If you have been on the fence about making a real estate transaction in 2016, this may have been a good decision. Why? 2016 is an election year and buying and selling a home in an election year has been historically slightly harder than non-election years.
This is due to the uncertainty that any election year brings. This particular year the uncertainty was heightened with the constant bombardment of the vastly different approaches being relayed to us every moment of the day on more media sources than we have ever had before. It has been a non-stop barrage of uncertainty about who our Country’s leader will be.
Fewer transactions are made during election years.
Although consumer spending looks good as a whole during 2016, the uncertainty has delayed the purchase of larger, more expensive items. We have seen both boat and car sales slightly down this year despite a rebounding economy.
Homes are not any different. People feel more comfortable about big purchases after the election than before the election. And, it does not matter who was elected. This is just a matter of certainty versus uncertainty!
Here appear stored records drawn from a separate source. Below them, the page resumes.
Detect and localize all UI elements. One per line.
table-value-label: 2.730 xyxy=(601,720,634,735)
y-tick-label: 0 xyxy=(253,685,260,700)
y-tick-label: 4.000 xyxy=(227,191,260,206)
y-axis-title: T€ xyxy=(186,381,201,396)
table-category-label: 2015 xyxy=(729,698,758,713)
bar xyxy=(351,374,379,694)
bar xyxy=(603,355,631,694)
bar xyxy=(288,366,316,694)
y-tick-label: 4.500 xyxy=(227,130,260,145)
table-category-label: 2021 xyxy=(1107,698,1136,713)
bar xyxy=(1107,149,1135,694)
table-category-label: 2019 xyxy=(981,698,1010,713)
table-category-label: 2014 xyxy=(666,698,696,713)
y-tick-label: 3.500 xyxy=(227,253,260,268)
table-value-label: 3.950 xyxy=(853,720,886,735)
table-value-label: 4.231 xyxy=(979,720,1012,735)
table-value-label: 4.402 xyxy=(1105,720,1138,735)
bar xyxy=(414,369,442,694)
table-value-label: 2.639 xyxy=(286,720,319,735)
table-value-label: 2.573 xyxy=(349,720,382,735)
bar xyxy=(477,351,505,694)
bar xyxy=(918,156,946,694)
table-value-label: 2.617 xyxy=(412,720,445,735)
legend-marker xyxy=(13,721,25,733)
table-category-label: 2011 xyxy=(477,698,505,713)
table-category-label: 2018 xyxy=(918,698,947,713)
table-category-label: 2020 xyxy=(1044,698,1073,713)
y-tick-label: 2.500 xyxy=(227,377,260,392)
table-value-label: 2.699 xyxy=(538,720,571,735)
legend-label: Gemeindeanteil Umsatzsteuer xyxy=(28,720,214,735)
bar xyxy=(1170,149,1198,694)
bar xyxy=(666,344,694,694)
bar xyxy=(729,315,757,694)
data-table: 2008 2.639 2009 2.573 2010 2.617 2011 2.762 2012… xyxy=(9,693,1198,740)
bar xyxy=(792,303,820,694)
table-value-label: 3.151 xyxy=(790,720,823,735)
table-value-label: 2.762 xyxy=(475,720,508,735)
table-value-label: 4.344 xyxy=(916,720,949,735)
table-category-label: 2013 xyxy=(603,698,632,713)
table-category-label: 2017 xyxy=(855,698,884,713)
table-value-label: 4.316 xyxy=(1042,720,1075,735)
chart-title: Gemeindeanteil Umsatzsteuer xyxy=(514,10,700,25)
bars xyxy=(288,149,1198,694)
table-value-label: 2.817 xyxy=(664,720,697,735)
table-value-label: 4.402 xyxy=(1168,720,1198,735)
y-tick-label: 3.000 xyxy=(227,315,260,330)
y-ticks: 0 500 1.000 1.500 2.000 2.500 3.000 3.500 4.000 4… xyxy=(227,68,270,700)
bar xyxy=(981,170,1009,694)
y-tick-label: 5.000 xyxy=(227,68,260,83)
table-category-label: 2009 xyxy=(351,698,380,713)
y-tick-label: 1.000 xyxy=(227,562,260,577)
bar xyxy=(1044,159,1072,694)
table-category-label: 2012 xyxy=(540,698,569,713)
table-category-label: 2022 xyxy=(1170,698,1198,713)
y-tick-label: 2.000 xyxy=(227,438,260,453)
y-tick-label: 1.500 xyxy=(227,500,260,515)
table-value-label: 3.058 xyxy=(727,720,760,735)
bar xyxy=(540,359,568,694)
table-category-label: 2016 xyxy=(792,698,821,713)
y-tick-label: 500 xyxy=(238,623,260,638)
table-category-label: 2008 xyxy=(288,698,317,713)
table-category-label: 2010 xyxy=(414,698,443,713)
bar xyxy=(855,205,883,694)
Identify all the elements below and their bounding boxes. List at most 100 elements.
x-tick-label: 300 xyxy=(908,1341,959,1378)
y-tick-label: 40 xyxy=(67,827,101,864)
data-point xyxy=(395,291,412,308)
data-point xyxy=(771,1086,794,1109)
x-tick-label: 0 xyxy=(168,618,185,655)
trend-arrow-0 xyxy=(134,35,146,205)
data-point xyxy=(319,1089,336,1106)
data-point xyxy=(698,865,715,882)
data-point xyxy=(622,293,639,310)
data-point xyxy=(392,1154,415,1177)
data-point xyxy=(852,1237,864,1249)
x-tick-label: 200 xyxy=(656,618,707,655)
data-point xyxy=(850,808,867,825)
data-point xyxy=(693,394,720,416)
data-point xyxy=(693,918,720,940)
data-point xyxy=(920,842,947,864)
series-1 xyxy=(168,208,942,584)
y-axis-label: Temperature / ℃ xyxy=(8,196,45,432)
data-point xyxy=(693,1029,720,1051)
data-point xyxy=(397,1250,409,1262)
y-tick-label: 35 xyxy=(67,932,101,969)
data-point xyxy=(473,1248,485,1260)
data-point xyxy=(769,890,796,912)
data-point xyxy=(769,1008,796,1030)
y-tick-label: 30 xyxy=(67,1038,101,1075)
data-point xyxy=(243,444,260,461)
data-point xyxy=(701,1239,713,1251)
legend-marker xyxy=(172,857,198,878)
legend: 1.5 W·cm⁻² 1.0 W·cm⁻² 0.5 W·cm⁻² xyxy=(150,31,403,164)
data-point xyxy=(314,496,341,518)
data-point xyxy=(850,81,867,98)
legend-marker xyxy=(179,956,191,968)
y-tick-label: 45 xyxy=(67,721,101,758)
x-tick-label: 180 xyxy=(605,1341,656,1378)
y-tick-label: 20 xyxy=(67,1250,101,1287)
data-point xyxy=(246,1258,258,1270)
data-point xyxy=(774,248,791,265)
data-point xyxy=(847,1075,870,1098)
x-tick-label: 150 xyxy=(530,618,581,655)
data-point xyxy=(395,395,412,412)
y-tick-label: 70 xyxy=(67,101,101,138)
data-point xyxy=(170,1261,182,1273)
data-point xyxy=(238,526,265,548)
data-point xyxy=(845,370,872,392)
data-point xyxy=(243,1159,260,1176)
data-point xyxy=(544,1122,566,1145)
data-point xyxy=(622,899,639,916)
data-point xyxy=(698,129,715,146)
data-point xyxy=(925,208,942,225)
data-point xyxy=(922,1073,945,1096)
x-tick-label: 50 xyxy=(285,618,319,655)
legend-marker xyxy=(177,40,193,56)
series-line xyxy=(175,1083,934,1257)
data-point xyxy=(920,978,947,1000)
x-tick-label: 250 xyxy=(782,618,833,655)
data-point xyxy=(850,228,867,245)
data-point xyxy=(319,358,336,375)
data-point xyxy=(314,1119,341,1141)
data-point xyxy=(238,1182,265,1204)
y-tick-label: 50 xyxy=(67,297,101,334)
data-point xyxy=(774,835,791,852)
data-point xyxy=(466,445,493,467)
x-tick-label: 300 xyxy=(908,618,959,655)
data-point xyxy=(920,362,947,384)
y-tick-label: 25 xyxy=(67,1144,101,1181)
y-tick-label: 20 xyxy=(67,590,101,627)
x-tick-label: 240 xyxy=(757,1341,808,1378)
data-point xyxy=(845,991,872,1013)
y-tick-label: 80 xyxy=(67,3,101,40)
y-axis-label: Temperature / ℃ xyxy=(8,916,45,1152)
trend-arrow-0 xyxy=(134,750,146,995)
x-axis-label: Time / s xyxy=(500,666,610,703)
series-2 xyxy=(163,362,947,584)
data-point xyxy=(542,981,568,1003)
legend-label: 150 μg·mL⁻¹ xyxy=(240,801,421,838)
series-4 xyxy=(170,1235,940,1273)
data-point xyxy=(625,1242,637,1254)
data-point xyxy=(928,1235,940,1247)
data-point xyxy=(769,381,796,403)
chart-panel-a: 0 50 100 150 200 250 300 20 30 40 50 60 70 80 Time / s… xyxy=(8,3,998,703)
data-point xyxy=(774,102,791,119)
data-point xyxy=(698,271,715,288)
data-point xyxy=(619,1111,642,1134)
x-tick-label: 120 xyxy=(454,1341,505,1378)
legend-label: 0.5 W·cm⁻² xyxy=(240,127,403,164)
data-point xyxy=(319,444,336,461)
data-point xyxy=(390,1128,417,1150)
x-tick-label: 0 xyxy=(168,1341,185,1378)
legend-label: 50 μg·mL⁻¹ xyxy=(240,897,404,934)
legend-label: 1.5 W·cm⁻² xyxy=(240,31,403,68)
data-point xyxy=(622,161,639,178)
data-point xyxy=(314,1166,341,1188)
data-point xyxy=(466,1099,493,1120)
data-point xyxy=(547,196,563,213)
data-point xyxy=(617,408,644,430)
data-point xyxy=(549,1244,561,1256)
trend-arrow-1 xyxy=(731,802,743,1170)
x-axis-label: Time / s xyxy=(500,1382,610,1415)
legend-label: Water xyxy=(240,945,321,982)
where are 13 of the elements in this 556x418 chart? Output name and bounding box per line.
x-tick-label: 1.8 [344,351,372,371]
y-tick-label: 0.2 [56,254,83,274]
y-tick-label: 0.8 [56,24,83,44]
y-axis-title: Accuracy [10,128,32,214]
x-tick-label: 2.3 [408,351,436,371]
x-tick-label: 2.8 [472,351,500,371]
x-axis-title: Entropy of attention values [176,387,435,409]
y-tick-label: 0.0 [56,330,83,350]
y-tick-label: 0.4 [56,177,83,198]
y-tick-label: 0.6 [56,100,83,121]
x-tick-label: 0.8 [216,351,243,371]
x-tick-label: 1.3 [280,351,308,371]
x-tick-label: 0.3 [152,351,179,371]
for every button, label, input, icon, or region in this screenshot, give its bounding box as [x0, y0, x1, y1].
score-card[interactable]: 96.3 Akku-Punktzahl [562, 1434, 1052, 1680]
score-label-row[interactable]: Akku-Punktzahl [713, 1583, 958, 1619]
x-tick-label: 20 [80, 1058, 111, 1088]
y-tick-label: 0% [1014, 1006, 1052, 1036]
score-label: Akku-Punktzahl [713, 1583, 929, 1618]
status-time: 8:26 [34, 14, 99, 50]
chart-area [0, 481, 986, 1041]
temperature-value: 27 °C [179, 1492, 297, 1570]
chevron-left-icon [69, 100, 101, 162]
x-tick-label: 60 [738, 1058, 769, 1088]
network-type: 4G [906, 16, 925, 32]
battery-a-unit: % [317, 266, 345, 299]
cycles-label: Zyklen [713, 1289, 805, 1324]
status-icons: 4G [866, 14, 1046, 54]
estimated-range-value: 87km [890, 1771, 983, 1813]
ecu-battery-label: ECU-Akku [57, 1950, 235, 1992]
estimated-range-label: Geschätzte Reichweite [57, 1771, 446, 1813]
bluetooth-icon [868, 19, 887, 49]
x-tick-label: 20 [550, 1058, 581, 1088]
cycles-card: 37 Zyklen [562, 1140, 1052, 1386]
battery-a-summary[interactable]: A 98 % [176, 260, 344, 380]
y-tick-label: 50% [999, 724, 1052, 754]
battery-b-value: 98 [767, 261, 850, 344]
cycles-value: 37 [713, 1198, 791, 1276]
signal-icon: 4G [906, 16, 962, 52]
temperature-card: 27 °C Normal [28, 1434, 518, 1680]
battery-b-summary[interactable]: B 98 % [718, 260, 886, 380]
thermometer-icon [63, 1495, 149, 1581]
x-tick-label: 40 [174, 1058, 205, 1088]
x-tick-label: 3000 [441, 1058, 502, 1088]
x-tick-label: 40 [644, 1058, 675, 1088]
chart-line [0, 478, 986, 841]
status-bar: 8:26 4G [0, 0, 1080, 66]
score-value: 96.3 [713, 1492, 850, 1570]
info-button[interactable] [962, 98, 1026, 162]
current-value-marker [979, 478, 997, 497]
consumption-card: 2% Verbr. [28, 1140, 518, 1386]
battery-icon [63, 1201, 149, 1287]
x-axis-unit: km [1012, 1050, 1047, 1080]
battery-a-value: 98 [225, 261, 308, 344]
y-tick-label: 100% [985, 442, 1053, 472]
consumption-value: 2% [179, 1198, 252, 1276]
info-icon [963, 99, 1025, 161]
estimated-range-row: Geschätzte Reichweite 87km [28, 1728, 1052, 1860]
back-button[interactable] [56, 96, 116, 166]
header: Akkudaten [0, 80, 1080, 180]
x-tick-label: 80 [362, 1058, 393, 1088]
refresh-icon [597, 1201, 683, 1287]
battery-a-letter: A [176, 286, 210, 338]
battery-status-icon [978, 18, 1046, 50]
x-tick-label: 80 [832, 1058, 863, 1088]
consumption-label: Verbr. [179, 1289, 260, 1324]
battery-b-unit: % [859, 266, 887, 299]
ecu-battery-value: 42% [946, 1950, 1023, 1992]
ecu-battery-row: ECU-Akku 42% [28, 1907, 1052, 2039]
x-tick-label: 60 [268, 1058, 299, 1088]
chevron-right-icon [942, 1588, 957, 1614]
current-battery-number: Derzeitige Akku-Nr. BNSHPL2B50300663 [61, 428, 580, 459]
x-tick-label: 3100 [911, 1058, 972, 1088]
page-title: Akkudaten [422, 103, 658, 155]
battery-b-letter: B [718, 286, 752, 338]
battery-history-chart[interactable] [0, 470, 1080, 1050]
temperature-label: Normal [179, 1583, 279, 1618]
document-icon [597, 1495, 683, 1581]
Do elections actually impact sales?
In 2015, the British Journal of Political Science published a paper written by Princeton economist Brandice Canes-Wrone and her co-author Jee-Kwang Park. They used home sales data that was collected between 1999 and 2006 from a real estate website to determine how home sales performed during 73 gubernatorial elections in 35 states. The research showed that during election years, home sales dropped from two-tenths to three-tenths of a percent, depending upon the state.
Other studies discovered similar findings. In 2012, Movoto.com showed that the housing market was affected by presidential elections. Using data from the California Realtors Association (CAR), they found that housing prices increased 1.5% less than in the year right before the elections, and 0.8% less than in the year right after the election. Small percentages on large numbers can really make a big difference over time.
2017 predictions on real estate values?
The National Association of Realtors, Mortgage Bankers Association, Fannie Mae, and Freddie Mac all say that there will be a large increase in numbers of home sales in 2017. Most of the increase in home purchases and sales in 2017 will be due to Generation Y’ers continuing to get back into the real estate market. As a result, price increases range between 1% and 3% depending on the unemployment rates and local markets of your area.
The truth is that there is still a shortage of real estate out there in most markets. If you are a seller, you are in a great position. If you are a buyer, there may be a few more deals than before. Now that we are past the 2016 election, we should all fee more certain about the direction our country is going. And, certainty always helps the real estate market!